Conclusions: (3) 1st is that it would seem that there are still enough people who are (A) either earning enough that they don't need additional part time or seasonal work to supplement their income, (B) are getting enough unearned benefits that they currently don't feel the need to seek out work, or (C) have altogether left the job market (either don't care to work anymore, or perhaps they moved out of that area/city/state).
2nd Conclusion is that labor constraints, supply chain issues and perhaps inflationary price increases are affecting small family businesses disproportionately harder than large box stores / national brand products. (I realized that isn't surprising - but it's not just that, it's also that it isn't as easy for these small businesses to pass on that hurt in the same, or in another but equally as effective, way as the big guys are doing. For a farm like this it's a double gut punch).

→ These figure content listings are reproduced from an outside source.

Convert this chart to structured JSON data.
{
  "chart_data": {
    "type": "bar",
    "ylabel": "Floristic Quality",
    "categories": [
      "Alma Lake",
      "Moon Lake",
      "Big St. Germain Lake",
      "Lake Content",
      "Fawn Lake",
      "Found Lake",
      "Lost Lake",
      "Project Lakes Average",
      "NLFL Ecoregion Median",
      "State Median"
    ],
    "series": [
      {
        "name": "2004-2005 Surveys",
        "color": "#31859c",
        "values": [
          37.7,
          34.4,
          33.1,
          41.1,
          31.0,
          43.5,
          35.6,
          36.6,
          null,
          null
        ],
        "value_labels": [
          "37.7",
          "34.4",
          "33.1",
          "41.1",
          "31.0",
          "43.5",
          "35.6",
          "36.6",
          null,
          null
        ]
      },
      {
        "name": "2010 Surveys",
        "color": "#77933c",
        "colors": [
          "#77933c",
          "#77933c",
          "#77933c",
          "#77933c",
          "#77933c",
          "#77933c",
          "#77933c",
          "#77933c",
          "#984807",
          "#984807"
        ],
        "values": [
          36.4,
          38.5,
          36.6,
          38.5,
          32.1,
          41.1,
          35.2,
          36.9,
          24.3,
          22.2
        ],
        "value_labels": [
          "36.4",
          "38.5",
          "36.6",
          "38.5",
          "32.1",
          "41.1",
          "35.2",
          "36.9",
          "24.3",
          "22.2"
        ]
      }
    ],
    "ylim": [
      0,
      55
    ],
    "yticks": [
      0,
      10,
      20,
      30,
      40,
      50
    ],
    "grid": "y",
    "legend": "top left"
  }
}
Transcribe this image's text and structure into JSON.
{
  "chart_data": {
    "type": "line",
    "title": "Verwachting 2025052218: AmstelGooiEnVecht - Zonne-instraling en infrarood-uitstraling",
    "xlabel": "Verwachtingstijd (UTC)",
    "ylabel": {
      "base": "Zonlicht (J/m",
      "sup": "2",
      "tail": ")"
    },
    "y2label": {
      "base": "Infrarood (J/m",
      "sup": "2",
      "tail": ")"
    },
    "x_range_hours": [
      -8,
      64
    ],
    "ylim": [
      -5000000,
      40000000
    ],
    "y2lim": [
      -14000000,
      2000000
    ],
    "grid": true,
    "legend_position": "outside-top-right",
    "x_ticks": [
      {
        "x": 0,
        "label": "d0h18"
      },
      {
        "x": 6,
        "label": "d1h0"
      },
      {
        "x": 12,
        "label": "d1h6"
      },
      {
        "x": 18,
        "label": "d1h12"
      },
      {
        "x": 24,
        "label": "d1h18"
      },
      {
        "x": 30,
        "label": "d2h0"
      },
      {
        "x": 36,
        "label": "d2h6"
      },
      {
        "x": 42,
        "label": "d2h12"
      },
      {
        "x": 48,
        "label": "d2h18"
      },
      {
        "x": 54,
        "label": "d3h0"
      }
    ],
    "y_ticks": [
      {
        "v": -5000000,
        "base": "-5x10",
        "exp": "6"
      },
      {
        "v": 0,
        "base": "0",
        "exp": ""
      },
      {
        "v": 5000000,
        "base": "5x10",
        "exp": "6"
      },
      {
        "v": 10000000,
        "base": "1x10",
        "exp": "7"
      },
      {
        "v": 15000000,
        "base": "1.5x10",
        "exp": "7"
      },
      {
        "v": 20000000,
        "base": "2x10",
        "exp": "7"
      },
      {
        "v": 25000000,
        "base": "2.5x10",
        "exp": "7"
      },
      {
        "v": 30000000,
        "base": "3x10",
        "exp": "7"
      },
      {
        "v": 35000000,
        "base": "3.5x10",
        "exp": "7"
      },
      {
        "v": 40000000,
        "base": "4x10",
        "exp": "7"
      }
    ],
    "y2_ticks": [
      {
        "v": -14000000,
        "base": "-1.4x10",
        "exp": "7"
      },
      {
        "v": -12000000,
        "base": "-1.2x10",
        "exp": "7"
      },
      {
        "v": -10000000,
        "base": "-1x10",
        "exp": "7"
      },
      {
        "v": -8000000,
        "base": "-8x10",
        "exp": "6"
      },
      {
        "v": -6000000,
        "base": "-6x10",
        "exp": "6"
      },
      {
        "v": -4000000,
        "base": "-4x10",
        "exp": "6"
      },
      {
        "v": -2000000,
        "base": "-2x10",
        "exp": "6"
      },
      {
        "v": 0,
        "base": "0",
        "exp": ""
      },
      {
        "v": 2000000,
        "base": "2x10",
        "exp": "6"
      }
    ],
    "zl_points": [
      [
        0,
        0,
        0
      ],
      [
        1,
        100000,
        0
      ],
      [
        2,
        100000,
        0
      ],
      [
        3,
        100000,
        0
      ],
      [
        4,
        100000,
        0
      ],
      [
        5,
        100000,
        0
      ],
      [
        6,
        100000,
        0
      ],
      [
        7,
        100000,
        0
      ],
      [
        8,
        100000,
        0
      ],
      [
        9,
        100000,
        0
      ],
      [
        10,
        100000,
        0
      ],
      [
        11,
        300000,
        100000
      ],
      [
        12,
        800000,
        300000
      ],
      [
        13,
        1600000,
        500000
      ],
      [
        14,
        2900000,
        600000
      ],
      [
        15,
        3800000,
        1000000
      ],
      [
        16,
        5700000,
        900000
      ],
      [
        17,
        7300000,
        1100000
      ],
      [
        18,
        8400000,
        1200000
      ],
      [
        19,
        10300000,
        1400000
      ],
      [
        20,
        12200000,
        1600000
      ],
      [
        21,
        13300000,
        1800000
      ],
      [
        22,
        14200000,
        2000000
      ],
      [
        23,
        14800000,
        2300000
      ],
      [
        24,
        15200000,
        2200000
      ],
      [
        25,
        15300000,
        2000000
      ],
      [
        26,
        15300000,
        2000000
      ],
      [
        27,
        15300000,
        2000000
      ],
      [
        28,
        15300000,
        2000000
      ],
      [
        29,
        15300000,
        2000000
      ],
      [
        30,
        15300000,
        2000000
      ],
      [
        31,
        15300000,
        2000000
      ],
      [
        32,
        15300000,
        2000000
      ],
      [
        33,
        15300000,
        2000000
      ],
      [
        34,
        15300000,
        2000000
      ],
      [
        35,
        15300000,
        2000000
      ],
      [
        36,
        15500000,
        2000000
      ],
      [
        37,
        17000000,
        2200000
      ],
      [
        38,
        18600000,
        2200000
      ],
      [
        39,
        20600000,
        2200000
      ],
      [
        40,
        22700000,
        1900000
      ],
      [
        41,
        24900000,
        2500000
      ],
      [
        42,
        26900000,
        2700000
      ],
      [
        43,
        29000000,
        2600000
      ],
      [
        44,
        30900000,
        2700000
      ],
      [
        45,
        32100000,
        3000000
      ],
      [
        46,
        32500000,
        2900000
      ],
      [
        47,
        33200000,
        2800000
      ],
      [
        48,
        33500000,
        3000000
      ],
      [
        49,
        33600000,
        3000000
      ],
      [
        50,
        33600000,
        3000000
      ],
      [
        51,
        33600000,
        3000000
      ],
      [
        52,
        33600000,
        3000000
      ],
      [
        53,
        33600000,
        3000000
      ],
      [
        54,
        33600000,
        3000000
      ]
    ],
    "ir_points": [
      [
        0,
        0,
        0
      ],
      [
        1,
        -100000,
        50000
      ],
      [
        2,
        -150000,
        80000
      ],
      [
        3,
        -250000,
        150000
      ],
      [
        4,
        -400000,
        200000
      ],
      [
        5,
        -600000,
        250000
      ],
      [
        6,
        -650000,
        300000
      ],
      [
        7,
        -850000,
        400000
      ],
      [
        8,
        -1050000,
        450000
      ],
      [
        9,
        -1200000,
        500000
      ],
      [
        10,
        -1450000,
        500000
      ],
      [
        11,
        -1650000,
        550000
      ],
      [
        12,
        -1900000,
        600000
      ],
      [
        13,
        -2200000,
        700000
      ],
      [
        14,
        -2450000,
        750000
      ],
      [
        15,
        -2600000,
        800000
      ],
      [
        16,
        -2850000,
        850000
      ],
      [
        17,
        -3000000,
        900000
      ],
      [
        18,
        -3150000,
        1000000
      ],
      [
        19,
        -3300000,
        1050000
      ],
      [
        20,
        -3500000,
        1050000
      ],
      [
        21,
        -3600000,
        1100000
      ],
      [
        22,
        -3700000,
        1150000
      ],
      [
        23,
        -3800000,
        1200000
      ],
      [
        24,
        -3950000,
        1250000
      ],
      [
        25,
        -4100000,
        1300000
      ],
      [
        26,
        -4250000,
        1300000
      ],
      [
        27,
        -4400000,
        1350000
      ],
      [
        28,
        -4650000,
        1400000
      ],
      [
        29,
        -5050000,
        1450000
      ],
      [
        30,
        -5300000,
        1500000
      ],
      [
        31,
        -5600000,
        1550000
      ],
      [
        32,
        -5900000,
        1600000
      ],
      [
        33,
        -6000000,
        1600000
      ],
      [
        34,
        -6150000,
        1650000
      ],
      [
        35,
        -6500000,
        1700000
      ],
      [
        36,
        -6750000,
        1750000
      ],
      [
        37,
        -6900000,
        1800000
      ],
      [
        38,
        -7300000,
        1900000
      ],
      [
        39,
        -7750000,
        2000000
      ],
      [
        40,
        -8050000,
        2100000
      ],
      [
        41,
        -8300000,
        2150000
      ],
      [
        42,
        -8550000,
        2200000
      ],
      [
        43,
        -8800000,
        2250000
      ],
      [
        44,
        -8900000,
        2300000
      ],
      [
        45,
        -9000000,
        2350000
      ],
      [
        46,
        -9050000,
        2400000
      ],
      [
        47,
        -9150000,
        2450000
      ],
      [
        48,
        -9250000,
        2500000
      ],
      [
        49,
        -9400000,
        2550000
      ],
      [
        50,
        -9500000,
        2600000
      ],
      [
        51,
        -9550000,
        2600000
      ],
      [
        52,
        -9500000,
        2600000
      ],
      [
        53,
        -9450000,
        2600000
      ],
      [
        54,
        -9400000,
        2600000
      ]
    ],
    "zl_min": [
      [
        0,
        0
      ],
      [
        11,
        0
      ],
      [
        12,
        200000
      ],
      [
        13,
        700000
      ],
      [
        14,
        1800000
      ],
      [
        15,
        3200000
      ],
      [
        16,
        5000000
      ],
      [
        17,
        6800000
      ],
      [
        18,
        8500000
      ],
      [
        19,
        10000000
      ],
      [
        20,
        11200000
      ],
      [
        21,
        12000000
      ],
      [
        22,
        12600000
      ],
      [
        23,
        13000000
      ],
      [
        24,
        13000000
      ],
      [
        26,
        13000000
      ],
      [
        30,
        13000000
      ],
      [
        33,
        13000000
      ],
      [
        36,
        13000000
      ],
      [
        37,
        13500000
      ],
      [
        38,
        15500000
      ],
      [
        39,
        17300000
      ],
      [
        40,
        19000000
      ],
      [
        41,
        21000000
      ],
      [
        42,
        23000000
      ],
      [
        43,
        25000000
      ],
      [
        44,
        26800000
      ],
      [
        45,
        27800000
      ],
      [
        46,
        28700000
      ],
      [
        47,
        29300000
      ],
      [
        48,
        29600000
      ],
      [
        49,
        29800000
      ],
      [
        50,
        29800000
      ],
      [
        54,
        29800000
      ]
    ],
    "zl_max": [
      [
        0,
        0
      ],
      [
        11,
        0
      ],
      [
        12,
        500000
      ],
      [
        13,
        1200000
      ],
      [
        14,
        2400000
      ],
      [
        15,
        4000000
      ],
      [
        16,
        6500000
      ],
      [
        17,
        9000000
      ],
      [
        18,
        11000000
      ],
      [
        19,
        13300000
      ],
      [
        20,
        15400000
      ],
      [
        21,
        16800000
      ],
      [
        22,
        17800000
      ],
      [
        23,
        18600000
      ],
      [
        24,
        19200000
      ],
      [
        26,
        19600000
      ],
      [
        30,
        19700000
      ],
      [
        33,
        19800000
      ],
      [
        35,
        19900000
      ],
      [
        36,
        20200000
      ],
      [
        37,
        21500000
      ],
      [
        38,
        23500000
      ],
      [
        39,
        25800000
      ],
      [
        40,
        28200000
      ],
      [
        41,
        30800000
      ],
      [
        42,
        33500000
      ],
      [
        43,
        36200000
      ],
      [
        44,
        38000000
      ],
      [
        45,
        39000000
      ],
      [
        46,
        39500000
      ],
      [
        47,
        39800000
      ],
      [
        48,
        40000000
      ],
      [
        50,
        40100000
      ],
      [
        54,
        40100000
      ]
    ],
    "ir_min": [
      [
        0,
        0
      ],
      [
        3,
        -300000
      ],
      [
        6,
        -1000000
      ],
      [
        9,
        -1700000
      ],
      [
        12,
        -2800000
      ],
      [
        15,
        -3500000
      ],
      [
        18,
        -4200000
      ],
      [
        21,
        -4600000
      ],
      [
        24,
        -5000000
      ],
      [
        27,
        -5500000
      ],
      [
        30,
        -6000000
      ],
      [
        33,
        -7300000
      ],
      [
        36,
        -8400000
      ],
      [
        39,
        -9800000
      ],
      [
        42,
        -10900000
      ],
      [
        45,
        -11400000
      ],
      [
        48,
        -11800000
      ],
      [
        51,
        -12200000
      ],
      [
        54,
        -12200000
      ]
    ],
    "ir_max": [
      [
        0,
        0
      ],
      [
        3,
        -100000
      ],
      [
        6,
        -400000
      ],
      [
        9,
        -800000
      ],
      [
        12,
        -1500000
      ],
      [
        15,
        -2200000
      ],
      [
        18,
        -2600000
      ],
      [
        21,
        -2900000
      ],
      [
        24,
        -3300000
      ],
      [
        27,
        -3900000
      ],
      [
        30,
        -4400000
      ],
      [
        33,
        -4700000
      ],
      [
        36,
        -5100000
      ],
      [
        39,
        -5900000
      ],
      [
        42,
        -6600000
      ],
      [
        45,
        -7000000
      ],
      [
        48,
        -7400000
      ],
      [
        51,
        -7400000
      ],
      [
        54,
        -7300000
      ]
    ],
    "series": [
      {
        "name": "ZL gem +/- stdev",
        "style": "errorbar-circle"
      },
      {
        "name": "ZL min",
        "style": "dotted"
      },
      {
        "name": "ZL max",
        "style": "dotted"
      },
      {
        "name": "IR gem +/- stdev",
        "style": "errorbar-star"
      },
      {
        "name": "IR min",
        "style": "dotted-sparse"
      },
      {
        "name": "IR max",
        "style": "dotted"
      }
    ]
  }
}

3rd conclusion is that, if past performance can be used as a metric to gauge future expectations, then, despite a higher initial cost over chain store birds, this turkey is going to be well worth the $100 price tag I paid because I'm telling you, last years bird was absolutely freaking phenomenal!
One final note, up until two years ago we always did a fresh bird. Then covid hit and I knew I didn't want to deal with those lines and the insanity that surrounds them. So we bought a frozen one, just like we did this year. The only difference I could detect last year was that having avoided standing in those lines 2-3 days before T-day to get my bird was joyous, and the bird itself tasted absolutely the same and perhaps, maybe it was just my imagination, but I think even a little bit better usual.